À Los Angeles, en 1984. Autant je n’ai plus vraiment de souvenirs de ceux de Moscou en 1980, qui avaient été boycottés par plusieurs pays, pour des raisons politiques après l’invasion de l’Afghanistan par l’URSS, autant je me rappelle vraiment ceux à Los Angeles. Là aussi, des pays avaient refusé d’y participer, dont l’URSS. Celui qui m’avait sans doute le plus impressionné, c’est l’Américain Carl Lewis. Je pense que c’est un des plus grands athlètes de l’histoire du sport. Lewis, c’est dix médailles en quatre olympiades ! À Los Angeles, il remporte quatre médailles d’or (100 m, 200 m, 4×100 m et saut en longueur) ! Il était incroyablement rapide, il savait tout faire. Sinon, j’avais suivi de près le concours de saut à la perche avec Pierre Quinon (or) et Thierry Vigneron (bronze).
Cette année-là, la sélection olympique de football avait également remporté la médaille d’or…
Oui, cela fait aussi partie de mes souvenirs les plus marquants. Ce n’était pas évident de suivre les matchs qui n’étaient pas tous retransmis. Et il y avait un important décalage horaire. La France avait notamment battu la Yougoslavie (4-2) en demi-finales et le Brésil (2-0) en finale, dans un stade rempli. Et un peu plus tard, j’avais joué à l’AS Cannes avec Guy Lacombe, qui était un des membres de cette équipe olympique. William Ayache aussi m’en avait parlé. Pour tous les deux, c’était un titre à part, inoubliable, parce que les JO, ce n’est pas un évènement comme tous les autres. Et les Français n’étaient pas favoris à l’époque.
Éprouvez-vous un intérêt plus prononcé pour certains sports ?
Oui. À part évidemment le football, Il y a des sports que je suis de manière plus ou moins soutenue, même hors JO, notamment le basket, le volley et le handball, lequel nous a donné beaucoup de médailles. J’ai aussi tendance à suivre beaucoup l’athlétisme. J’adore le 100 m, qui est un des moments forts des JO, mais aussi le relais 4×100 m, les différentes épreuves de saut. L’athlétisme, pour la France, c’est aussi Marie-Josée Pérec, une immense championne.

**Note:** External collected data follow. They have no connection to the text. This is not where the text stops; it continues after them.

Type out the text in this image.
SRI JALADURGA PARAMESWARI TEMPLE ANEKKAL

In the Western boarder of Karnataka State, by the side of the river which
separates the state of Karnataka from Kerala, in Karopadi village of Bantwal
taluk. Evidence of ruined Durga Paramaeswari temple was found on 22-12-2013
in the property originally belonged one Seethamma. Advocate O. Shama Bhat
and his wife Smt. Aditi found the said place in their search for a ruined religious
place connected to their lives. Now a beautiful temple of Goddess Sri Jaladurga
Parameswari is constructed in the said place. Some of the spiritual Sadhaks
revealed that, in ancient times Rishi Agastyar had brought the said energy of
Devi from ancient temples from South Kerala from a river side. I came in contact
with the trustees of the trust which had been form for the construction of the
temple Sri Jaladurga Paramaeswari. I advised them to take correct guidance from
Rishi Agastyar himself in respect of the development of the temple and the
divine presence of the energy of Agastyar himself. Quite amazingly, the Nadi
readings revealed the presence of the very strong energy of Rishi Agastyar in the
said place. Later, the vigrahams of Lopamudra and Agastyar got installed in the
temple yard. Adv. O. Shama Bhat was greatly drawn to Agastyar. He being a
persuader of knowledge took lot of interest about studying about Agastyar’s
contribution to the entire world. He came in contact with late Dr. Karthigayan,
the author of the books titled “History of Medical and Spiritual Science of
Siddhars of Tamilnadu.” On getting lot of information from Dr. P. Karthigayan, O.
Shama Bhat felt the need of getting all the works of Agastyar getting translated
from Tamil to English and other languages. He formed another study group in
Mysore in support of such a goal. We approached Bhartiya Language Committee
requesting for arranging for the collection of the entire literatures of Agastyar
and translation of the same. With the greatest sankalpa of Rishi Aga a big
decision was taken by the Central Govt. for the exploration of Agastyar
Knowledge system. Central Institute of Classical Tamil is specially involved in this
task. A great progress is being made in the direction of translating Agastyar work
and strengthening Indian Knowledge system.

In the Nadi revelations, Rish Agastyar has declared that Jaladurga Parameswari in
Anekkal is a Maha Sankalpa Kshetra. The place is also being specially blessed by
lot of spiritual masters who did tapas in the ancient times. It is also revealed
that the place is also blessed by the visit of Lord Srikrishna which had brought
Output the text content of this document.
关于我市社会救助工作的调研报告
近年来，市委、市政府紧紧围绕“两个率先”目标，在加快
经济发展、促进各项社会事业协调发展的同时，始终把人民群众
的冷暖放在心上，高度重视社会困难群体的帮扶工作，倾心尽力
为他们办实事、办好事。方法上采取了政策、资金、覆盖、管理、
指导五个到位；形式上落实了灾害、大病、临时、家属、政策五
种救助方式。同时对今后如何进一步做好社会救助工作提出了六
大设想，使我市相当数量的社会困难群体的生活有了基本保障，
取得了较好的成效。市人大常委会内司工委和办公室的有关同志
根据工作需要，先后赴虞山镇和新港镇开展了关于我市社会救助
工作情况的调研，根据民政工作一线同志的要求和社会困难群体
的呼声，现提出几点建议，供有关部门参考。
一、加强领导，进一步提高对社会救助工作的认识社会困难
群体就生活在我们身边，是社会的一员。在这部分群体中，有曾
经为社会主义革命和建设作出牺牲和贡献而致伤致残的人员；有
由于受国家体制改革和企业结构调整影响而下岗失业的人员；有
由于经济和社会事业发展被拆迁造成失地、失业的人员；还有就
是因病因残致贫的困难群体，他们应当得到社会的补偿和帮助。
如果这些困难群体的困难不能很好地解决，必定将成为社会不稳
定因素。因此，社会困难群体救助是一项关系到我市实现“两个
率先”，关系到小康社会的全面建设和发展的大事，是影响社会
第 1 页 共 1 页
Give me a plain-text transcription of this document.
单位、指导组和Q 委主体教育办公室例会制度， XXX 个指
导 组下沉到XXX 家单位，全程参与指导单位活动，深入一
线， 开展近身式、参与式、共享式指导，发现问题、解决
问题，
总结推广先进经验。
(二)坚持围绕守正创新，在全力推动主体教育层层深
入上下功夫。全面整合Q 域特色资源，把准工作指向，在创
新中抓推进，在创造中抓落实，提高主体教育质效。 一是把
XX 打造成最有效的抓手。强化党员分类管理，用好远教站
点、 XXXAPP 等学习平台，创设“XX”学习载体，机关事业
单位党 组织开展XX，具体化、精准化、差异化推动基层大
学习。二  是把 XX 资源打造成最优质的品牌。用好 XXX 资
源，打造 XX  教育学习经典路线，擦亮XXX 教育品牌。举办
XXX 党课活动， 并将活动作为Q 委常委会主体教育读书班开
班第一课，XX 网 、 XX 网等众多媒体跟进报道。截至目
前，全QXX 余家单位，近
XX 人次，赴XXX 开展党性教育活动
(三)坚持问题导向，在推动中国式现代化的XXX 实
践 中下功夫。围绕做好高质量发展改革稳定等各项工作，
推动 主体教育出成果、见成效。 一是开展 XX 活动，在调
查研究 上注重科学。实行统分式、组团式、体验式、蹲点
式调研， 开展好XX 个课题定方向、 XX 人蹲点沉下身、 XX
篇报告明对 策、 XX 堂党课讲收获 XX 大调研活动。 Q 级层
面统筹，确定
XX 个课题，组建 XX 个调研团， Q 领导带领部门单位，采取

Je suis fasciné par ces athlètes qui remportent autant de médailles (trois pour Pérec, une à Barcelone et deux à Atlanta).
Et les autres ?
Je ne vais pas vous dire que je regarde beaucoup le judo, le canoë-kayak ou le tir à l’arc. Les combats de Teddy Riner, je m’y intéresse surtout lors de Jeux. C’est un peu la même chose avec les performances de Tony Estanguet, je les ai surtout suivies quand il a remporté ses médailles d’or (2000, 2004 et 2012, NDLR). Mais les JO ont cette particularité qu’on peut s’intéresser à des disciplines que l’on ne voit pas souvent à la télé, cela nous permet aussi de découvrir des athlètes qu’on ne connaît pas. On est fier d’entendre l’hymne national, de voir nos sportifs obtenir des médailles. C’est un tout, c’est une ambiance, ça ne dure que deux semaines, ça passe vite, mais il y a des images que vous n’oubliez pas.
Avez-vous prévu, avec vos joueuses, d’organiser une ou plusieurs soirées en commun pour suivre certaines épreuves ?
Pour l’instant, non, mais c’est quelque chose qui va se faire. Les joueuses sont très motivées par cette participation aux JO, beaucoup vont les découvrir, et au-delà de notre équipe, il y a un intérêt pour les autres disciplines, pour les autres athlètes représentant la France et que nous ne connaissons pas tous… On les soutiendra à fond, comme l’équipe de France féminine sera soutenue.